Thursday, June 15, 2006

TV: The Tonight Show Smackdown

The prospect of Ann Coulter and George Carlin on the same talk show couch had people salivating. I knew fireworks weren’t in the offing for three reasons.

1. It’s The Tonight Show. Nothing interesting ever happens on The Tonight Show.

2. Carlin doesn’t have to prove anything to anybody.

3. He is, at heart, a neighborhood Irish Catholic guy from New York. And one thing we’re taught is never be disrespectful to women in public.

Jay Leno isn’t the best interviewer, but he did ask Coulter if her caustic language about the 9/11 widows obscured her point. Because, like it or not, she has one. A small point, but a valid one. (John Tierney explicates it nicely in this piece behind the NY Times’ Select wall.)

Coulter replied by slamming the mainstream media and trumpeting her book’s sales figures. That rote response only lends credence to the charge – leveled by the Times’ David Carr and Andrew Sullivan, among many others – that she’s an empty provocateur who doesn’t believe what she says. Sullivan goes so far as to call her “a fictional character.”

And she is. She’s the anti-Stephen Colbert. He began as a comic figure who, in the wake of the White House Correspondents’ Dinner, became a force to be reckoned with. Coulter started as a semi-serious pundit and devolved into a joke. And not a funny one, based on her appearance last night.

Leno’s audience was on her side, though, which makes sense considering The Tonight Show’s demographics. Frankly, I was glad to see it.

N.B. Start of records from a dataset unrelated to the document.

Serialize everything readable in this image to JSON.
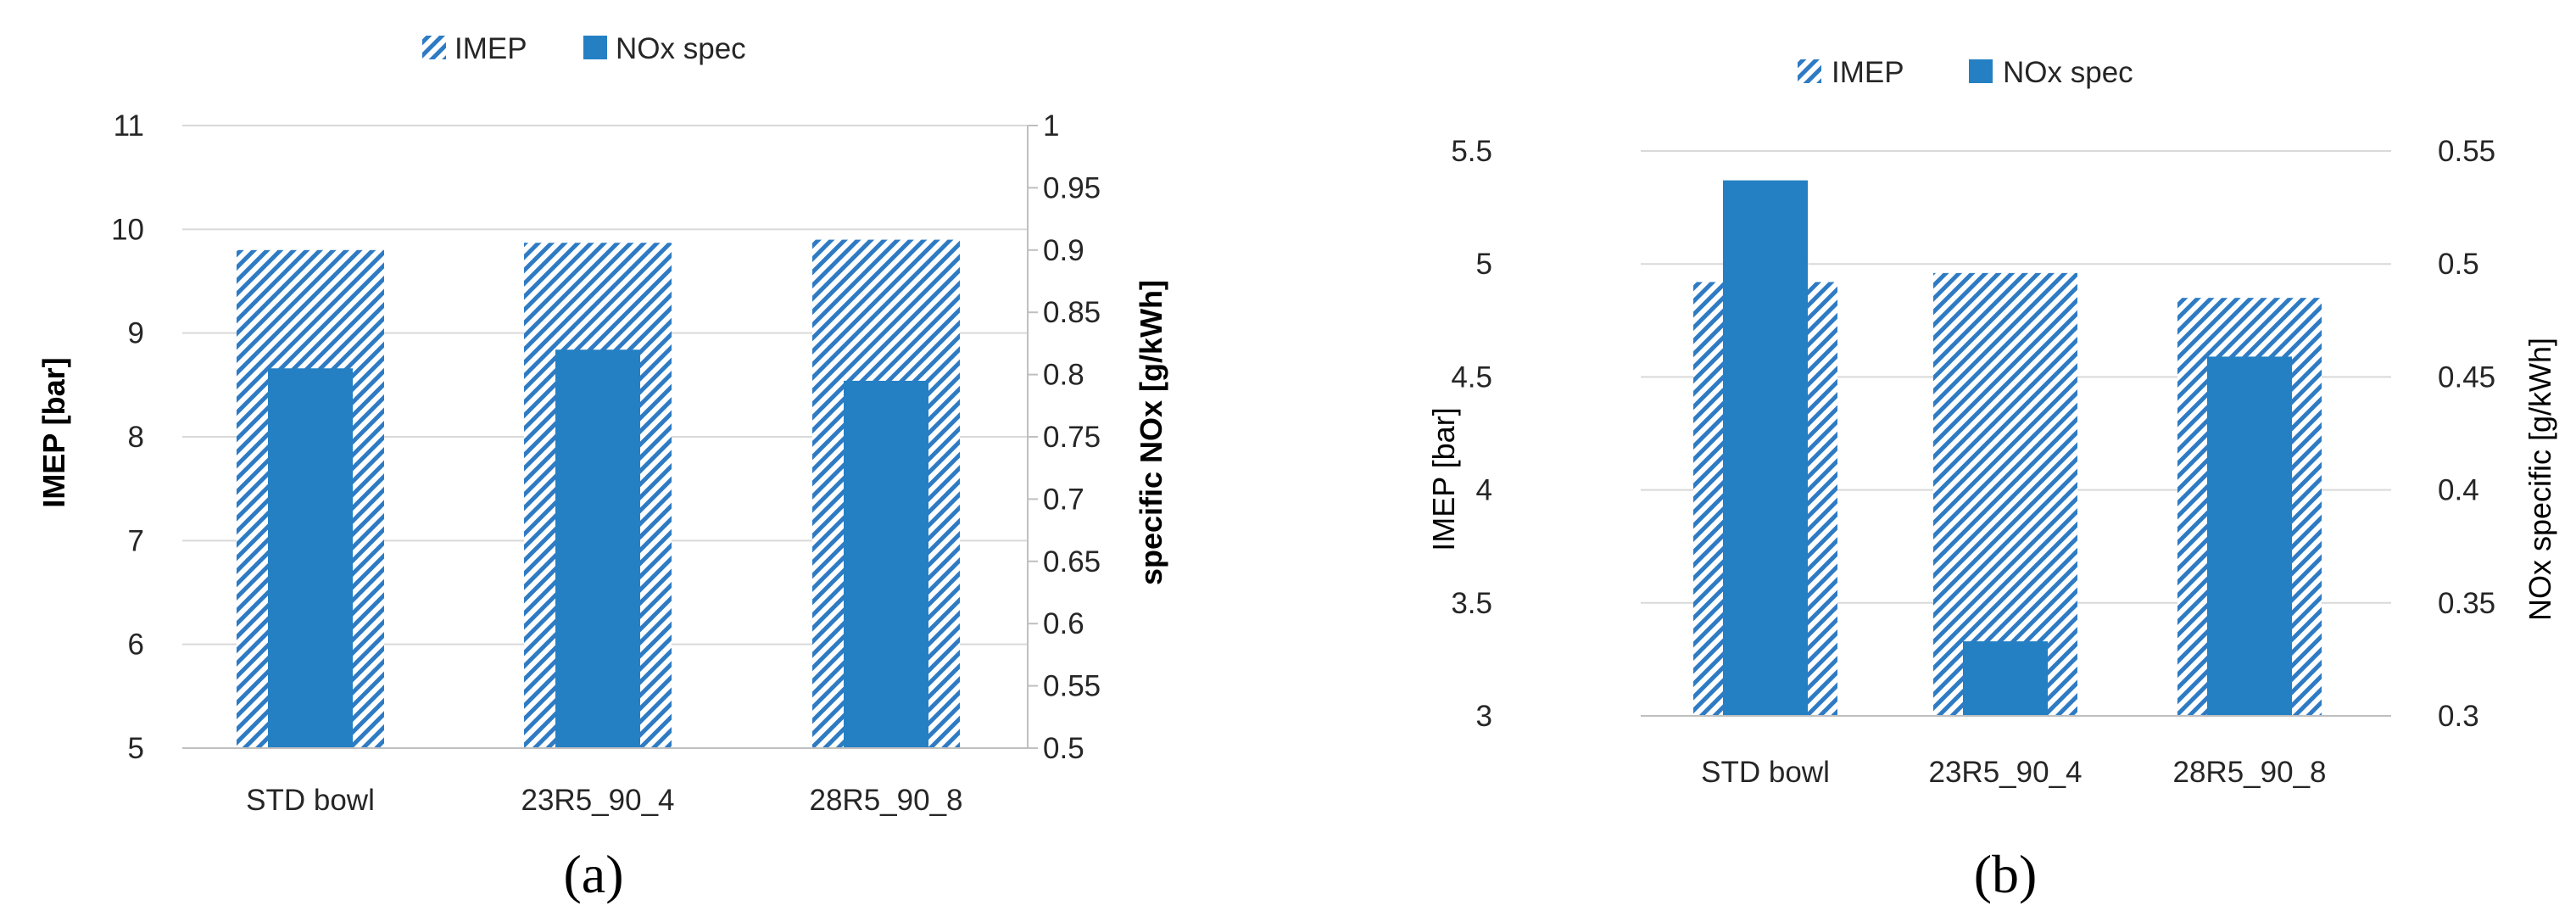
{
  "colors": {
    "imep": "#2e7bc4",
    "nox": "#2480c3",
    "grid": "#d9d9d9",
    "axis": "#bfbfbf"
  },
  "chart_data": [
    {
      "type": "bar",
      "caption": "(a)",
      "categories": [
        "STD bowl",
        "23R5_90_4",
        "28R5_90_8"
      ],
      "series": [
        {
          "name": "IMEP",
          "axis": "left",
          "values": [
            9.8,
            9.87,
            9.9
          ]
        },
        {
          "name": "NOx spec",
          "axis": "right",
          "values": [
            0.805,
            0.82,
            0.795
          ]
        }
      ],
      "ylabel": "IMEP [bar]",
      "y2label": "specific  NOx [g/kWh]",
      "ylim": [
        5,
        11
      ],
      "y2lim": [
        0.5,
        1
      ],
      "yticks": [
        "5",
        "6",
        "7",
        "8",
        "9",
        "10",
        "11"
      ],
      "y2ticks": [
        "0.5",
        "0.55",
        "0.6",
        "0.65",
        "0.7",
        "0.75",
        "0.8",
        "0.85",
        "0.9",
        "0.95",
        "1"
      ],
      "legend": [
        "IMEP",
        "NOx spec"
      ],
      "grid": true
    },
    {
      "type": "bar",
      "caption": "(b)",
      "categories": [
        "STD bowl",
        "23R5_90_4",
        "28R5_90_8"
      ],
      "series": [
        {
          "name": "IMEP",
          "axis": "left",
          "values": [
            4.92,
            4.96,
            4.85
          ]
        },
        {
          "name": "NOx spec",
          "axis": "right",
          "values": [
            0.537,
            0.333,
            0.459
          ]
        }
      ],
      "ylabel": "IMEP [bar]",
      "y2label": "NOx specific [g/kWh]",
      "ylim": [
        3,
        5.5
      ],
      "y2lim": [
        0.3,
        0.55
      ],
      "yticks": [
        "3",
        "3.5",
        "4",
        "4.5",
        "5",
        "5.5"
      ],
      "y2ticks": [
        "0.3",
        "0.35",
        "0.4",
        "0.45",
        "0.5",
        "0.55"
      ],
      "legend": [
        "IMEP",
        "NOx spec"
      ],
      "grid": true
    }
  ]
}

It makes for a nice change of pace from the crowds at The Daily Show and The Colbert Report. I’m a fan of both programs, but the self-love from those studio audiences grates on my nerves.

I only tuned in last night because my girl KT Tunstall was the musical guest. She engaged Coulter by taping a sign that read “This Machine Kills Fascists” to her guitar in tribute to Woody Guthrie. I never got that sentiment. I suppose if you swung, say, a Fender Stratocaster at the right angle you could take down a blackshirt. But that’s only one fascist. Unless the guitar broke in such a way that the neck could be used to stab another one, in which case you could get away with pluralizing. But that’s not a given. Those guitars are really well made.